Celebrex was shown to reduce stress induced herpes virus reactivation in the nervous systems of mice. Another study found that reactivation of HSV-1 in mice was associated with upregulation of COX-2 gene expression in their nerve ganglia. HHV-6 can also induce COX-2 expression. Both COX-1 and COX-2 are needed for viral replication.
(One mother found that VIOXX (now off the market) reduced her daughters IL-6 levels and eliminated the ‘panic attacks’ she’d experienced following a central nervous system infection.)
(Aspirin and flavanoids, vitamin E and fish oils also inhibit COX-2. The efficacy some ME/CFS patients experience from using omega-3 fatty acids could be due to antiviral effects.)

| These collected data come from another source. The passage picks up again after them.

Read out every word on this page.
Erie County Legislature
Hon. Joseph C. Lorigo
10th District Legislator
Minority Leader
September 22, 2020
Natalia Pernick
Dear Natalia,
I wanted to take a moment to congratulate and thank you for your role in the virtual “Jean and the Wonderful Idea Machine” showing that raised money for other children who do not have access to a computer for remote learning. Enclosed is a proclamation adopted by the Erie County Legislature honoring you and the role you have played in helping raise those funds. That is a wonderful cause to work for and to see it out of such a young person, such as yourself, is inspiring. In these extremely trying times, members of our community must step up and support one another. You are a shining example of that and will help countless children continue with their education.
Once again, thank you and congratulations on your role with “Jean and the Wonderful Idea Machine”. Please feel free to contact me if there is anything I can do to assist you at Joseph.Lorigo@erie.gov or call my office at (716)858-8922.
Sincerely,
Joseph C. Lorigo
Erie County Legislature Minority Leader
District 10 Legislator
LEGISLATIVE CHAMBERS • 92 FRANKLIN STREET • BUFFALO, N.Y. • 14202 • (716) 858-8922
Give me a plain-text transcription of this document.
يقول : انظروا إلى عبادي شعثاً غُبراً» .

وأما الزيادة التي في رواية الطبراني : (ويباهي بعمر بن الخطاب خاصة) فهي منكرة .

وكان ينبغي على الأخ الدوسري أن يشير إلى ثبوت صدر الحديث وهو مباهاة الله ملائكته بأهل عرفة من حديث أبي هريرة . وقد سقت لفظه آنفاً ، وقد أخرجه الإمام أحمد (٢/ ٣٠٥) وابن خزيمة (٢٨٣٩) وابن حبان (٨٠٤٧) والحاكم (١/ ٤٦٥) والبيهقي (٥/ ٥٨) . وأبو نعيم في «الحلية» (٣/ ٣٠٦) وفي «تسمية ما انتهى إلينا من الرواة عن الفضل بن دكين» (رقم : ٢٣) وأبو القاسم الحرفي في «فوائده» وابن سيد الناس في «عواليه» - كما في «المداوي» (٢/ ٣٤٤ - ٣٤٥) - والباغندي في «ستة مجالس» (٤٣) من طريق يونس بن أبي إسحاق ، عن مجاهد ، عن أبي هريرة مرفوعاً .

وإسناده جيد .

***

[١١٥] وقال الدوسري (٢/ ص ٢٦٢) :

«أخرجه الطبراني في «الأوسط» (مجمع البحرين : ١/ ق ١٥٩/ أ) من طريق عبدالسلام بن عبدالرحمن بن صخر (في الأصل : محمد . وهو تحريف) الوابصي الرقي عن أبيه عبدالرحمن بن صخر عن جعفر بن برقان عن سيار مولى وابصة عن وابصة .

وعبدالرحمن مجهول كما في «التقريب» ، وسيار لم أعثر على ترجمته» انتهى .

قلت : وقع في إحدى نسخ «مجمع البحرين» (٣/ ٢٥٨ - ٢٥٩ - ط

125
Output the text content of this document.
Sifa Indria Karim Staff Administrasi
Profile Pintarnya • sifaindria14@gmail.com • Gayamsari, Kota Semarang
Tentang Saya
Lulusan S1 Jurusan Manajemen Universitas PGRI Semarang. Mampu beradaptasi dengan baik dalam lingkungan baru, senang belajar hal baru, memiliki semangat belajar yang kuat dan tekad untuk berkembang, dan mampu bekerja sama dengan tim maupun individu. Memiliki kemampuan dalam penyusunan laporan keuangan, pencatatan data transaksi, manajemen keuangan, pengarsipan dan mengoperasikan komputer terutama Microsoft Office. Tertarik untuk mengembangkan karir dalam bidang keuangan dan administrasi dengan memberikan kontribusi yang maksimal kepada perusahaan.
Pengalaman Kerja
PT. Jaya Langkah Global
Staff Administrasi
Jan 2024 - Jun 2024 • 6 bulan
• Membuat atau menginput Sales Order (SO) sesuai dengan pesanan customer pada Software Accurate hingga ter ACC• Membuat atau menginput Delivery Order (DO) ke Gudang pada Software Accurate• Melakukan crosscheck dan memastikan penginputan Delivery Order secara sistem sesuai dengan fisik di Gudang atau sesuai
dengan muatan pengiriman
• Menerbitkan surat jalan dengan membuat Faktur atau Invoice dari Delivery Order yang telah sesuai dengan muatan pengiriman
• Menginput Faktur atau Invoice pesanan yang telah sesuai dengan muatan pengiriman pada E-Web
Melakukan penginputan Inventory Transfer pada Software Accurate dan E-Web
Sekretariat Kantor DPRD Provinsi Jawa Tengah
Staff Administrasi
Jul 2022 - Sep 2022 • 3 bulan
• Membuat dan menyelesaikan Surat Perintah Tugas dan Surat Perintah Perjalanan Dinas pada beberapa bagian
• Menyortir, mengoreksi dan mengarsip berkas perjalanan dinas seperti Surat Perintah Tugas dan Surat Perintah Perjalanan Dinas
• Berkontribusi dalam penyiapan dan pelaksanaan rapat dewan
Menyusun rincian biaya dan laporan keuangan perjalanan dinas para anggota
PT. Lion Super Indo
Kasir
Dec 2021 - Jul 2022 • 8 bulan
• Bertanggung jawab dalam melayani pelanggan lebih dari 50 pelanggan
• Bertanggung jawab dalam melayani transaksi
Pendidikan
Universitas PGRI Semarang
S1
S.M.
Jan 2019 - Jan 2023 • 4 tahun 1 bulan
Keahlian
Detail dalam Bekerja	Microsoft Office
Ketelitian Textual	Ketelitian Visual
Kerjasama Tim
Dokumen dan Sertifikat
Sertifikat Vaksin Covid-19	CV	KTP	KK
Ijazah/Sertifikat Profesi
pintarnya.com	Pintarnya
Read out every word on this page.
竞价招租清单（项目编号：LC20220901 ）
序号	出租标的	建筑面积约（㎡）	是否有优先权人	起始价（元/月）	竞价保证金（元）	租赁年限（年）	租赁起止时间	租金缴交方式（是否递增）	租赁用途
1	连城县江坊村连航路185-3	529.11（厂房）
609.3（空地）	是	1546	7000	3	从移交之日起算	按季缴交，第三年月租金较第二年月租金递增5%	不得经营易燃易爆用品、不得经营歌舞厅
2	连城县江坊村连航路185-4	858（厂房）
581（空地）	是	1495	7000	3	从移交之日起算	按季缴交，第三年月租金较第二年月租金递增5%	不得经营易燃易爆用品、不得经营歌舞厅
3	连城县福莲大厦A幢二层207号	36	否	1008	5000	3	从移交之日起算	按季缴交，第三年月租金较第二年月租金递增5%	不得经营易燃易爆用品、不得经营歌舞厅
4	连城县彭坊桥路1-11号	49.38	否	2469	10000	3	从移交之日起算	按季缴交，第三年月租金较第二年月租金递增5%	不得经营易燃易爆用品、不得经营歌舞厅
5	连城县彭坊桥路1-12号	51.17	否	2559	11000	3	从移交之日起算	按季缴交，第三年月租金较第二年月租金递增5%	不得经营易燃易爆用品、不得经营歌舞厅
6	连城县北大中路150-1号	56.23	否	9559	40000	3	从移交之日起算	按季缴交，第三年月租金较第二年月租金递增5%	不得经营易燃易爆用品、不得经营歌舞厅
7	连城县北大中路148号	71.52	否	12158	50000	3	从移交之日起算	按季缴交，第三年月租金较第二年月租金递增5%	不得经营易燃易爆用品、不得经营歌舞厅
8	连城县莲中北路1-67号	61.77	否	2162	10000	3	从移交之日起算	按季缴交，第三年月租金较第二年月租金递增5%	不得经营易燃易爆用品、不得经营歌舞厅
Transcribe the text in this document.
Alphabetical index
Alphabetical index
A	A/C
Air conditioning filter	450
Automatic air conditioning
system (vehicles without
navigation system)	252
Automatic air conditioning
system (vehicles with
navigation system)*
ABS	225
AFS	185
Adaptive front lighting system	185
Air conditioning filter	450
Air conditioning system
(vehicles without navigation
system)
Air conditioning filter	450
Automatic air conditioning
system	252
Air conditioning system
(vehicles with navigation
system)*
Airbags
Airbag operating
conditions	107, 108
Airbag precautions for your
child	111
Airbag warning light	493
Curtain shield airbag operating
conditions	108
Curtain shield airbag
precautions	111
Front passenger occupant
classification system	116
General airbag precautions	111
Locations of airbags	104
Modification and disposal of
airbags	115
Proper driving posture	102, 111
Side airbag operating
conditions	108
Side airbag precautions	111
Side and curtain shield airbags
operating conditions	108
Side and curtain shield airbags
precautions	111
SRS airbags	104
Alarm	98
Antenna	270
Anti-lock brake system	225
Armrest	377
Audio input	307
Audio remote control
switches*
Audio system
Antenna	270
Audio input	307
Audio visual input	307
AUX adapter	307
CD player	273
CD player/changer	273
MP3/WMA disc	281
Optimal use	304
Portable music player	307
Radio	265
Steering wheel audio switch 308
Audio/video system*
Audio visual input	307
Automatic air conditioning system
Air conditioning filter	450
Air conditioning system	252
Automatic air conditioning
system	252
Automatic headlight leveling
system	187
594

Along with treating the virus, Pridgen and his partner, molecular virologist Carol Duffy, will be using PCR to test for the virus, not in the blood, but in gut tissue samples.
One of the most intriguing aspects of the Pridgen-Duffy study is the search for HSV-1, not in the blood, but in the tissues. We know the Chronic Fatigue Initiative’s Pathogen study failed to find evidence of viral infection in the blood. Now, Pridgen and Duffy are testing gut samples for herpes virus simplex in their study.
First PCR will be used to search for herpesviruses in both the control and FM gut samples. Then antibodies will be used to determine if an active infection is present. In subsequent studies, electron microscopy will look for the herpesviruses particles themselves.
In preliminary studies 18/19 fibromyalgia patients with gut issues contained herpes simplex virus DNA in their gut tissues. No other herpesviruses were found. Immunoblot testing indicated that an active infection was present in eight of nine positive biopises.
Dr. Pridgen reported in an email they are still trying to determine the optimum doses and cautioned everyone to wait until the results of the phase three trial are done before starting this treatment. He also stated he feels they are ‘very close’ to helping many people with this condition. The results of trial will be released mid-year, 2014.
Pridgen and Duffy’s big multi-center antiviral trial in Fibromyalgia is nothing if not exciting in its scope and approach. Pridgen’s ability to come up with over $3,000,000 in startup funding suggests he and Duffy have got some solid data backing their trial up. .
If they results are positive, Pridgen and Duffy could usher in an entirely new way of treating both fibromyalgia and chronic fatigue syndrome.